Enfin, Montesquieu reprend des arguments politiques : l'inaction des princes d'Europe serait la preuve que l'esclavage ne doit pas être combattu. « De petits esprits ... de la pitié́ ? » Les arguments des esclavagistes – que Montesquieu fait semblant de soutenir avec la conjonction de l'hypothèse « si » accompagnée du conditionnel, temps et mode de l'incertitude, « je dirais » – semblent impossibles à discuter. Les esclavagistes font passer le profit avant tout : « les peuples d'Europe [...] défricher tant de Terres. » Ils ne veulent pas toucher à leurs bénéfices, même au détriment de l'humain. Le verbe « exterminé » montre qu'ils ne reculent pas devant le génocide. L’énumération des « peuples d'Europe » / « ceux de l'Amérique » / « ceux de l'Afrique » indique que l'esclavage a bouleversé toute la planète.

Cependant, les esclavagistes n'ont aucun sens de la relativité et les arguments qu'ils emploient sont à double tranchant, se retournent contre eux. Leurs arguments qui ont l'air logique conduisent à des conclusions opposées : « il est impossible ... nous-mêmes chrétiens. » Donc, même si Montesquieu débute son texte à la première personne, faisant passer les propos qui suivront comme étant les siens ou les partageant, ce passage de son ouvrage De l'esprit des lois est au contraire un réquisitoire contre l'esclavage.

II. La déconstruction des arguments esclavagistes par Montesquieu

Ce texte est en réalité un réquisitoire contre l'esclavage. Montesquieu prend de la distance pour combattre les arguments des esclavagistes et amène les lecteurs et lectrices à conclure que les esclavagistes sont inhumains et que leurs arguments sont tout sauf logiques.
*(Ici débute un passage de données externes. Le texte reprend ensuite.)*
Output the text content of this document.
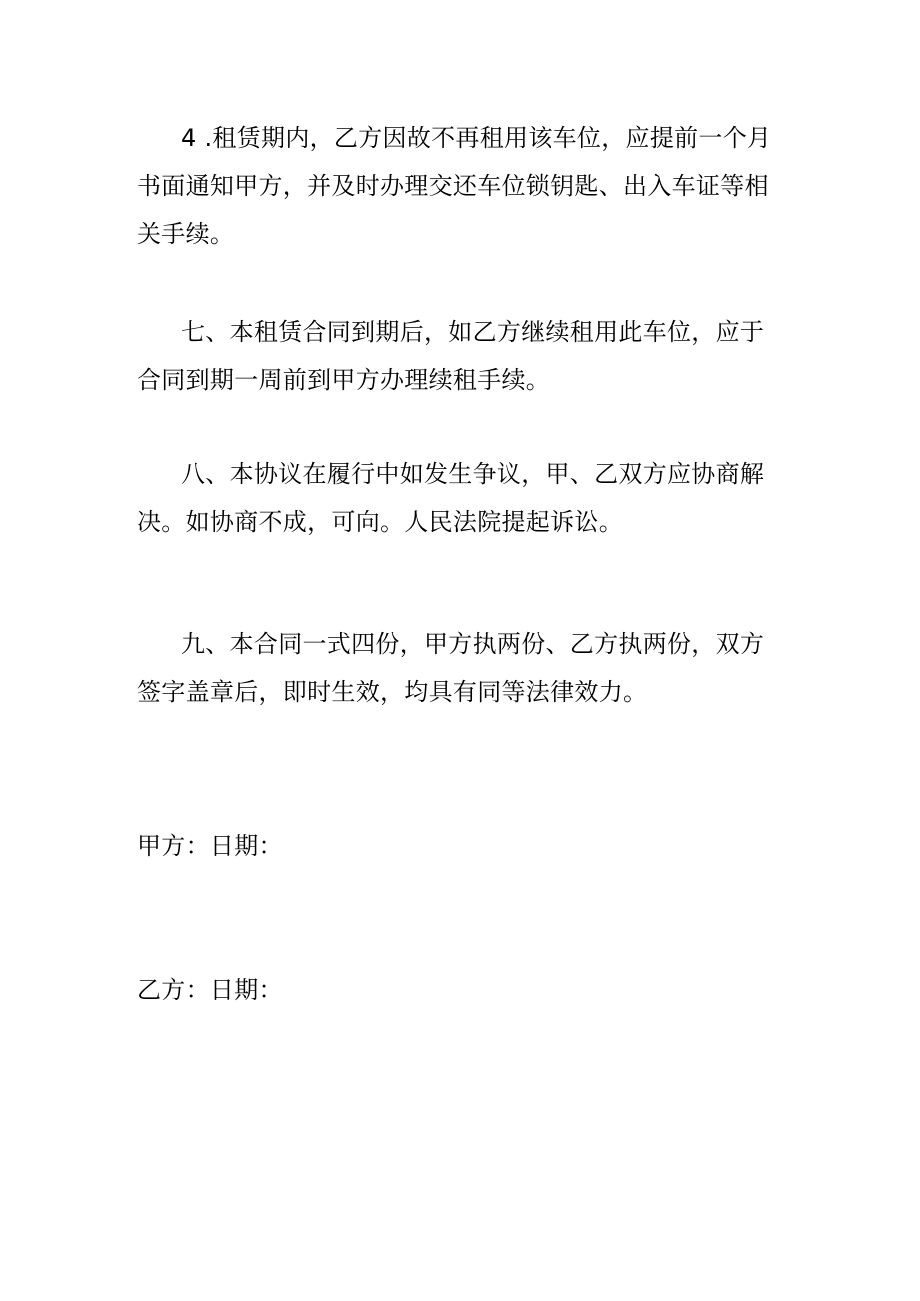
4 .租赁期内，乙方因故不再租用该车位，应提前一个月书面通知甲方，并及时办理交还车位锁钥匙、出入车证等相关手续。

七、本租赁合同到期后，如乙方继续租用此车位，应于合同到期一周前到甲方办理续租手续。

八、本协议在履行中如发生争议，甲、乙双方应协商解决。如协商不成，可向。人民法院提起诉讼。

九、本合同一式四份，甲方执两份、乙方执两份，双方签字盖章后，即时生效，均具有同等法律效力。

甲方：日期：

乙方：日期：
La position de Montesquieu est claire.

Il affecte une objectivité absolue dès le début, d’où la tournure au conditionnel, « voici ce que je dirais ». Les phrases courtes qui s’enchaînent donnent le sentiment que l'auteur répète sans avoir l'air de critiquer, sans commentaire. Montesquieu construit son raisonnement par juxtaposition de petits paragraphes incisifs avec recours systématique à l'antiphrase. Montesquieu use de l'ironie. Plusieurs phrases font la satire des esclavagistes L’expression « ces gens-là » s’oppose avec « des hommes ». L’auteur ironise sur les arguments des esclavagistes, notamment en mettant en avant l'absence de lien logique lorsqu'ils évoquent la forme du nez d'un homme de couleur et le fait de les plaindre : « ils ont le nez si écrasé qu'il est presque impossible de les plaindre. » Montesquieu donne comme une évidence des idées manifestement fausses. La répétition de la tournure « il est impossible » donne l'impression que tout le monde est d'accord.
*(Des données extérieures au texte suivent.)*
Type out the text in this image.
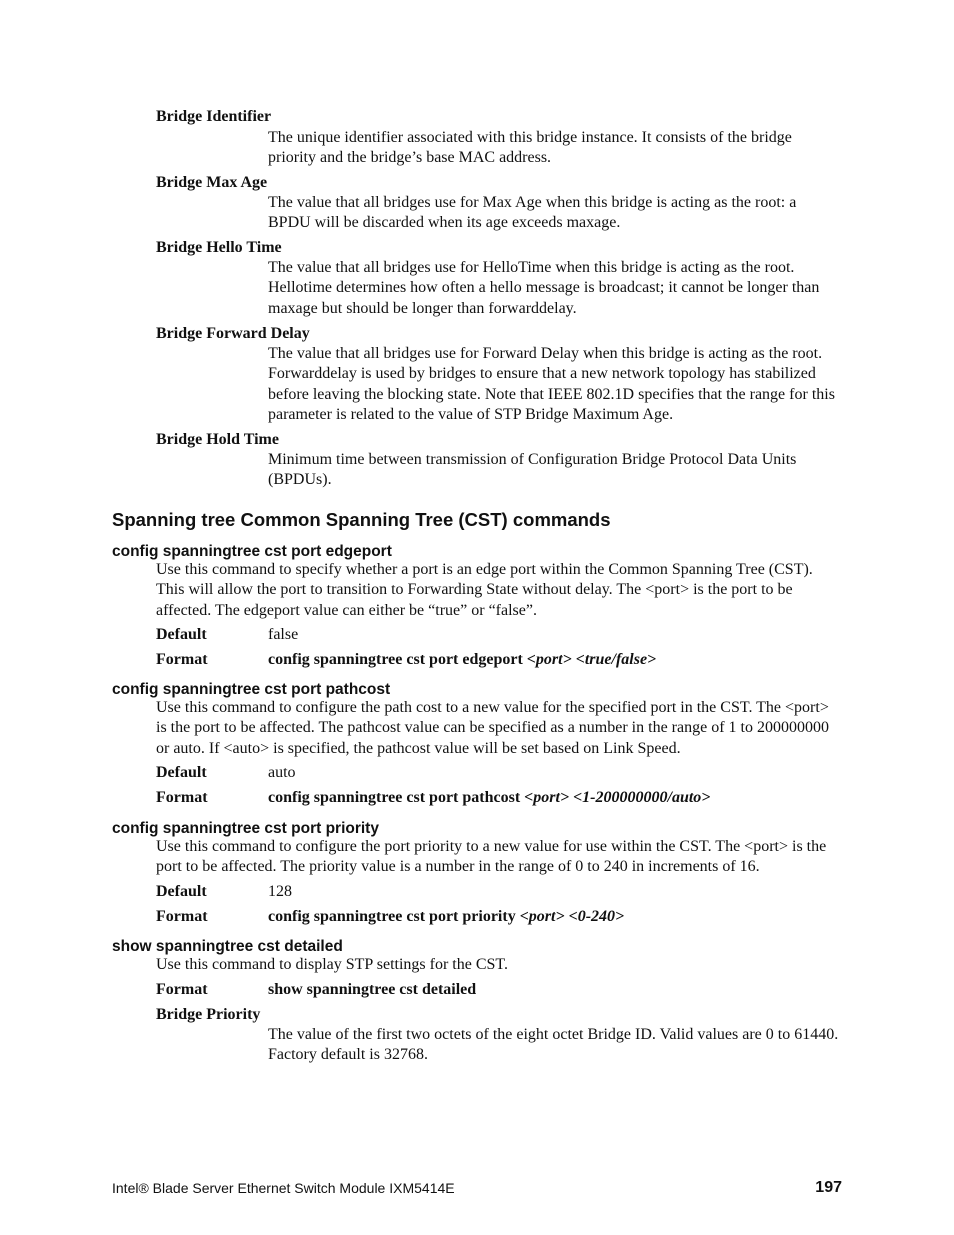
Bridge Identifier
The unique identifier associated with this bridge instance. It consists of the bridge priority and the bridge’s base MAC address.
Bridge Max Age
The value that all bridges use for Max Age when this bridge is acting as the root: a BPDU will be discarded when its age exceeds maxage.
Bridge Hello Time
The value that all bridges use for HelloTime when this bridge is acting as the root. Hellotime determines how often a hello message is broadcast; it cannot be longer than maxage but should be longer than forwarddelay.
Bridge Forward Delay
The value that all bridges use for Forward Delay when this bridge is acting as the root. Forwarddelay is used by bridges to ensure that a new network topology has stabilized before leaving the blocking state. Note that IEEE 802.1D specifies that the range for this parameter is related to the value of STP Bridge Maximum Age.
Bridge Hold Time
Minimum time between transmission of Configuration Bridge Protocol Data Units (BPDUs).
Spanning tree Common Spanning Tree (CST) commands
config spanningtree cst port edgeport
Use this command to specify whether a port is an edge port within the Common Spanning Tree (CST). This will allow the port to transition to Forwarding State without delay. The <port> is the port to be affected. The edgeport value can either be “true” or “false”.
Default	false
Format	config spanningtree cst port edgeport <port> <true/false>
config spanningtree cst port pathcost
Use this command to configure the path cost to a new value for the specified port in the CST. The <port> is the port to be affected. The pathcost value can be specified as a number in the range of 1 to 200000000 or auto. If <auto> is specified, the pathcost value will be set based on Link Speed.
Default	auto
Format	config spanningtree cst port pathcost <port> <1-200000000/auto>
config spanningtree cst port priority
Use this command to configure the port priority to a new value for use within the CST. The <port> is the port to be affected. The priority value is a number in the range of 0 to 240 in increments of 16.
Default	128
Format	config spanningtree cst port priority <port> <0-240>
show spanningtree cst detailed
Use this command to display STP settings for the CST.
Format	show spanningtree cst detailed
Bridge Priority
The value of the first two octets of the eight octet Bridge ID. Valid values are 0 to 61440. Factory default is 32768.
Intel® Blade Server Ethernet Switch Module IXM5414E	197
Le ton évolue entre le début et la fin du texte, l'ironie est de plus en plus insistante et la sottise des esclavagistes de plus en plus évidente. Les phrases deviennent de plus en plus longues et complexes et le ton de plus en plus éloquent : « il est si naturel de penser ... » L'amertume et l'indignation vont croissant ; à la fin, Montesquieu met en question les fondements des gouvernements d'Europe, « les nations policées », la religion et la monarchie : « si nous les supposions des hommes [...] on commencerait à̀ croire que nous ne sommes pas nous-mêmes chrétiens. » Il se moque de leurs « conventions inutiles » ou « de petits esprits » ou « une si grande conséquence » (expression répétée). Montesquieu caricature ainsi les arguments des esclavagistes en raisonnant par l’absurde.
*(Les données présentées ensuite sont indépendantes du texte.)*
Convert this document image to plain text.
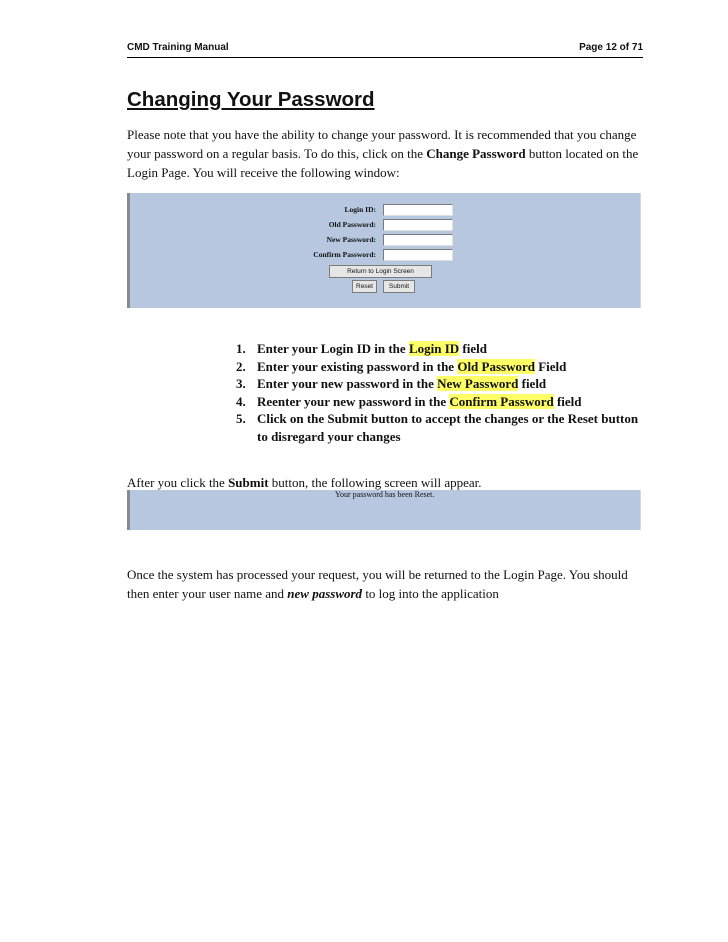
CMD Training Manual	Page 12 of 71
Changing Your Password

Please note that you have the ability to change your password. It is recommended that you change your password on a regular basis. To do this, click on the Change Password button located on the Login Page. You will receive the following window:

Login ID:
Old Password:
New Password:
Confirm Password:
Return to Login Screen
Reset	Submit
1. Enter your Login ID in the Login ID field
2. Enter your existing password in the Old Password Field
3. Enter your new password in the New Password field
4. Reenter your new password in the Confirm Password field
5. Click on the Submit button to accept the changes or the Reset button to disregard your changes

After you click the Submit button, the following screen will appear.

Your password has been Reset.

Once the system has processed your request, you will be returned to the Login Page. You should then enter your user name and new password to log into the application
Dans les deux derniers paragraphes où la conclusion apparente « il est impossible que nous supposions que ces gens-là soient des hommes » s'oppose à la conclusion réelle : « si elle était telle qu'ils le disent [...]pitié́ ? » Le texte finit même par une phrase interrogative laissant ainsi ouverte la réflexion des lecteurs et lectrices qui sont ainsi amenés à tirer leur propre conclusion.

Conclusion

Ainsi, le texte qui se présente comme un plaidoyer est en réalité un réquisitoire. La progression dans l'indignation suit le rythme de la logique. Les arguments des esclavagistes se réfutent entre eux et le raisonnement se fait par l'absurde. Ce texte n’est pas sans rappeler le chapitre de Candide de Voltaire dans lequel celui-ci donne la parole au « Nègre de Surinam » et les violences dont il a été victime. La dénonciation de l’esclavage repose ainsi sur les valeurs que portent les philosophes des Lumières qui revendiquent l’égalité entre les êtres humains.